Fordham actors play out the thrilling conclusion of a Shakespearean tragedy, just blocks away from Lincoln Center. Photo: Noah Kazis.

In New York City, some of the most active participants in Park(ing) Day, the celebration of on-street public space, are students. The largest street reclamation I saw today was put on by Fordham undergraduates, who converted what looked like three parking spaces into a stage and auditorium for a day of Shakespeare In The Parking Spot.

Architecture students made an impressive stage for Fordham's Shakespeare in the Parking Spot. Photo: Noah Kazis.

Set up as a collaboration between architecture and theater students, elaborate cardboard structures provided seating as actors staged scenes and soliloquies above the din of Columbus Avenue traffic. Signs like “To Park or Not To Park?” added a bit of extra wit to the event, though I was disappointed not to see any play on Lady Macbeth’s “Out Damned Spot” monologue.

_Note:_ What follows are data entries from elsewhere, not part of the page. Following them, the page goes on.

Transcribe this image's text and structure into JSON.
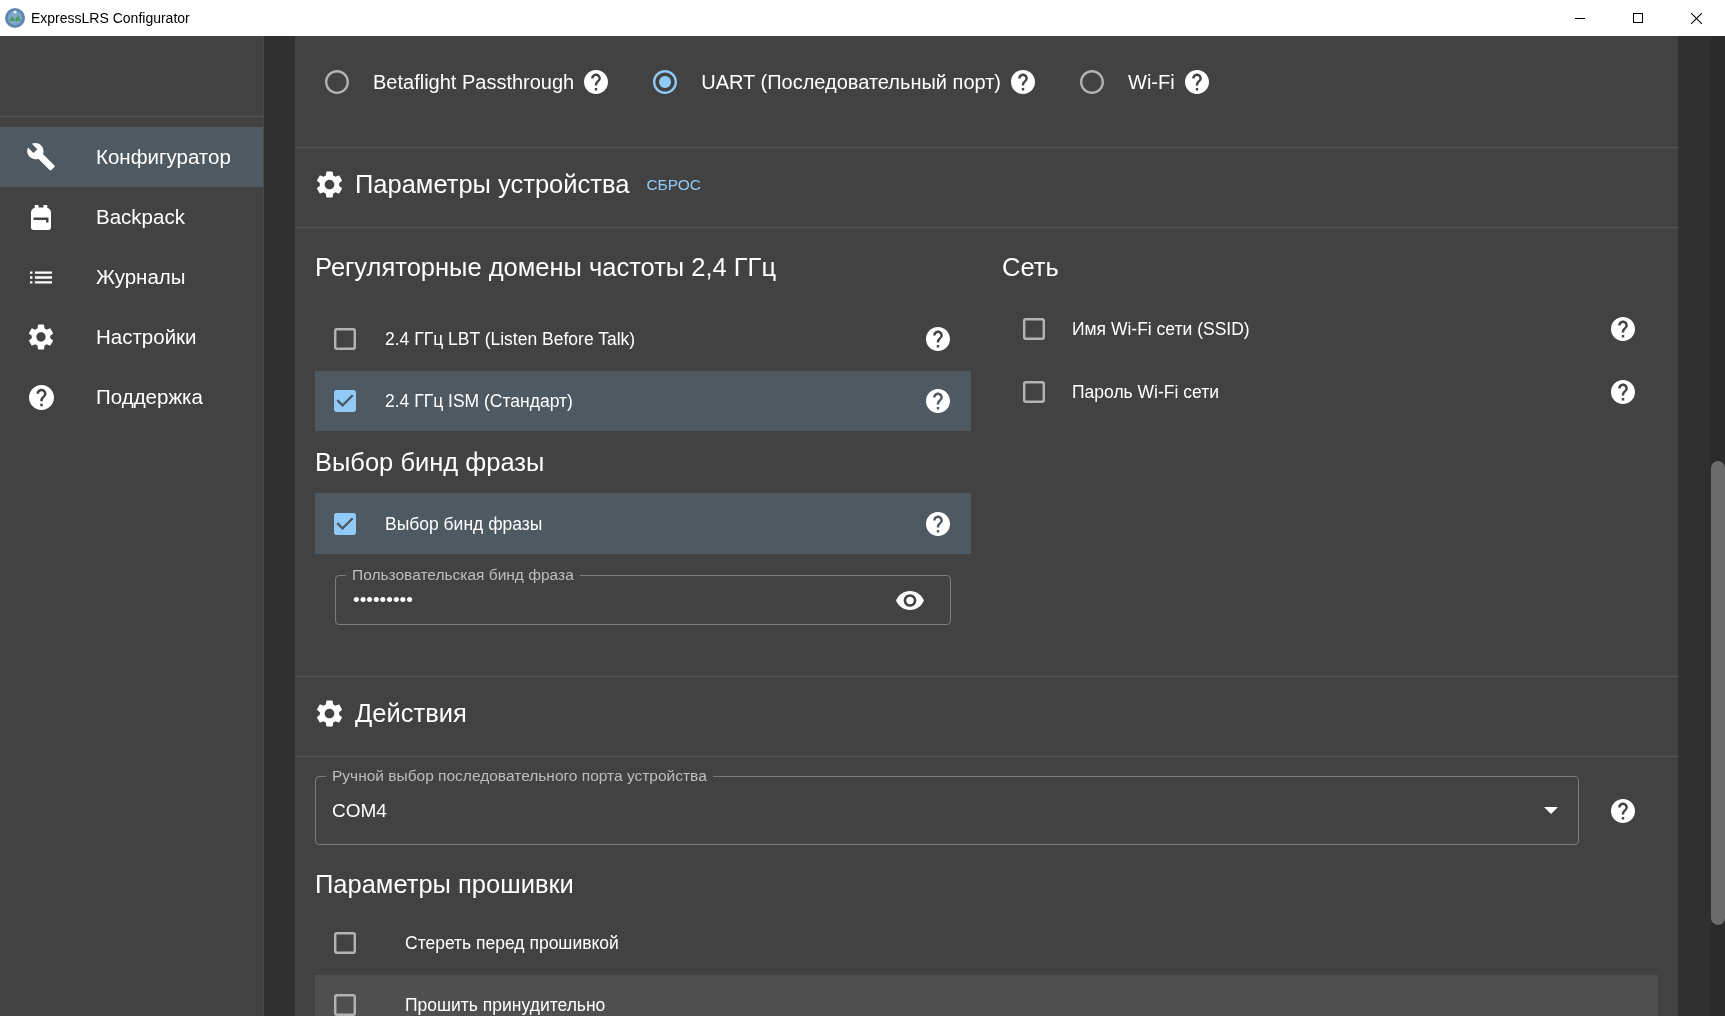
{
  "window": {
    "title": "ExpressLRS Configurator"
  },
  "sidebar": {
    "items": [
      {
        "label": "Конфигуратор",
        "selected": true
      },
      {
        "label": "Backpack",
        "selected": false
      },
      {
        "label": "Журналы",
        "selected": false
      },
      {
        "label": "Настройки",
        "selected": false
      },
      {
        "label": "Поддержка",
        "selected": false
      }
    ]
  },
  "flashing_methods": [
    {
      "label": "Betaflight Passthrough",
      "selected": false
    },
    {
      "label": "UART (Последовательный порт)",
      "selected": true
    },
    {
      "label": "Wi-Fi",
      "selected": false
    }
  ],
  "device_options": {
    "title": "Параметры устройства",
    "reset": "СБРОС",
    "regulatory_domains": {
      "title": "Регуляторные домены частоты 2,4 ГГц",
      "items": [
        {
          "label": "2.4 ГГц LBT (Listen Before Talk)",
          "checked": false
        },
        {
          "label": "2.4 ГГц ISM (Стандарт)",
          "checked": true
        }
      ]
    },
    "binding_phrase": {
      "title": "Выбор бинд фразы",
      "items": [
        {
          "label": "Выбор бинд фразы",
          "checked": true
        }
      ],
      "field": {
        "label": "Пользовательская бинд фраза",
        "value": "•••••••••"
      }
    },
    "network": {
      "title": "Сеть",
      "items": [
        {
          "label": "Имя Wi-Fi сети (SSID)",
          "checked": false
        },
        {
          "label": "Пароль Wi-Fi сети",
          "checked": false
        }
      ]
    }
  },
  "actions": {
    "title": "Действия",
    "serial_port": {
      "label": "Ручной выбор последовательного порта устройства",
      "value": "COM4"
    },
    "firmware_options": {
      "title": "Параметры прошивки",
      "items": [
        {
          "label": "Стереть перед прошивкой",
          "checked": false,
          "hovered": false
        },
        {
          "label": "Прошить принудительно",
          "checked": false,
          "hovered": true
        }
      ]
    }
  }
}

Columbia planning students imagined their parking space as a fire escape being used for urban agriculture. Photo: Noah Kazis

Further uptown, Columbia’s urban planning students compared the area of a parking space to the area of a fire escape, arguing that both were underutilized urban spaces. They created their own fire escape on the side of Broadway, complete with clothesline and urban agriculture.

Barnard's Eco-Reps host a curbside campfire. Photo: Noah Kazis.

Barnard’s Eco-Reps drew their Park(ing) Day inspiration from the aftermath of Hurricane Irene. After the storm passed, they gathered the branches and stumps left where trees had been damaged and imagined their campus as a camp site. Sitting on those logs this morning, they made s’mores on the side of the road while handing out environmental information to passersby.